Sur les frais liés au litige :
7. En application de l’article L. 761-1 du code de justice administrative, il y a lieu de mettre à la charge de l’Etat, partie essentiellement perdante dans l’instance, la somme de 1 000 euros à verser à M. A.
D E C I D E :
Article 1er : L’arrêté du 4 juillet 2022 du préfet de la Seine-Saint-Denis est annulé en tant qu’il oblige M. A à quitter le territoire français sans délai et prononce à son encontre une interdiction de retour sur le territoire français d’une durée de deux ans.
Article 2 : Il est enjoint au préfet de la Seine-Saint-Denis, ou à tout préfet territorialement compétent, dans un délai de trois mois, de munir M. A d’une autorisation provisoire de séjour jusqu’à ce qu’il soit à nouveau statué sur son cas.
Article 3 : L’Etat versera à M. A une somme de 1 000 euros en application des dispositions de l’article L. 761-1 du code de justice administrative.
Article 4 : Le surplus des conclusions de la requête est rejeté.
Article 5 : Le présent jugement sera notifié à M. B A et au préfet de la Seine-Saint-Denis.

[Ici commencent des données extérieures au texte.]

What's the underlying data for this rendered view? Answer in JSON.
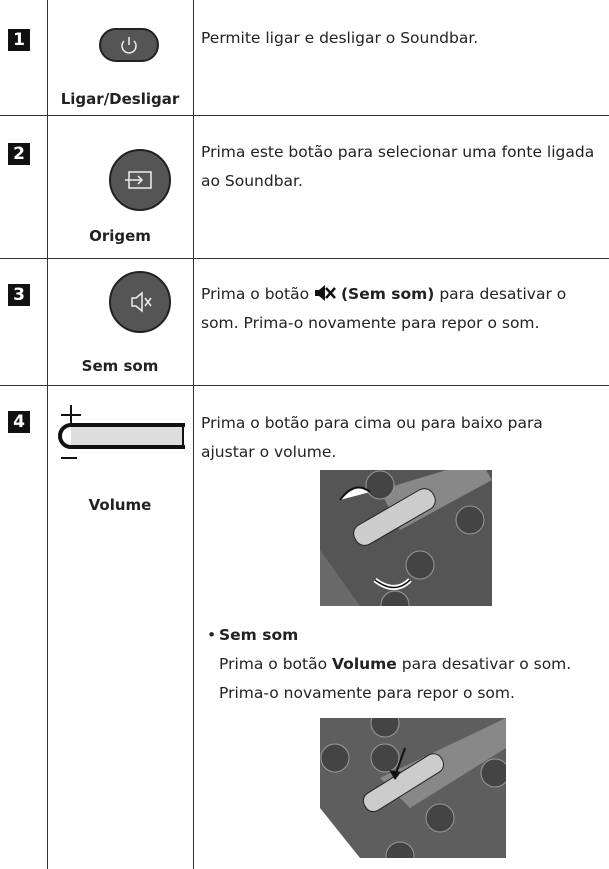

Délibéré après l’audience du 13 décembre 2023, à laquelle siégeaient :
M. Gauchard, président,
Mme Caron-Lecoq, première conseillère,
M. Guiral, conseiller.
Rendu public par mise à disposition au greffe le 5 janvier 2024.
La rapporteure,
C. Caron-Lecoq
Le président,
L. GauchardLa greffière,
S. Jarrin
La République mande et ordonne au préfet de la Seine-Saint-Denis en ce qui le concerne ou à tous commissaires de justice à ce requis en ce qui concerne les voies de droit commun contre les parties privées, de pourvoir à l’exécution de la présente décision.